Sheriff’s investigators said Mr. Routh was unemployed and since leaving active military duty had at least one arrest on a charge of driving while intoxicated.
Mr. Kyle’s autobiography was published in January 2012 and became a nonfiction best seller. It turned Mr. Kyle into a celebrity, appearing on talk shows like “Late Night With Conan O’Brien.”
The sudden success of the book surprised no one more than Mr. Kyle, the son of a church deacon who was initially rejected by the Navy when he tried to join in the mid-1990s, because of pins in his arm from a rodeo injury. His first book signing drew 1,200 people. About 850,000 print and e-book editions were sold.
In an interview with The New York Times in March, Mr.

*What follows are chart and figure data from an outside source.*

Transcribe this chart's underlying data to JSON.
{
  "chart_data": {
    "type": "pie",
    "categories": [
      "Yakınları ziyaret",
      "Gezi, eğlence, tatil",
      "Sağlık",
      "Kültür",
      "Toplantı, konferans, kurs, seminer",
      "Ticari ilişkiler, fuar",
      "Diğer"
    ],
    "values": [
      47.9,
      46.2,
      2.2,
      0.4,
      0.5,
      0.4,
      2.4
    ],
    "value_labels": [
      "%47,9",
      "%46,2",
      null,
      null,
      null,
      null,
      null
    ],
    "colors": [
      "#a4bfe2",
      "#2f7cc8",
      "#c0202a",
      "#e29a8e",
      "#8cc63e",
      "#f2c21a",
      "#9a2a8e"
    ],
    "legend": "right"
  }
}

Kyle — who received two Silver Stars and five Bronze Stars for Valor — said he had hesitated to write about his experiences. But he was persuaded to move forward after hearing that other books about members of the SEALs were in the works.
“I wanted to tell my story as a SEAL,” he said. “This is about all the hardships that everybody has to go through to get the respect and the honor.”
But he also wanted his sense of humor to come out, he said, noting that he tried to “write in a Texas drawl.”
At a book signing in Kerrville, Tex., last year, Bairbre Bible, a local resident, said Mr. Kyle took a break from signing autographs to share a hug and comforting words with her husband, Jerry, a Vietnam veteran still suffering from post-traumatic stress.
“Chris, just in that short meeting, was a very strong and compassionate person,” Ms. Bible said. “You felt a warmth and a special energy.”
Mr. Bible, 76, who has difficulty speaking, added, “We shared personal pain.”
In gatherings with other veterans, friends said Mr. Kyle would deflect the praise of the inevitable well-wishers and play up the achievements of his comrades.
“He wasn’t the American Sniper to all of his friends,” Mr. Cox said. “He was Chris Kyle and he was right alongside you. He was proud to be a veteran and he would do anything he could to serve veterans.”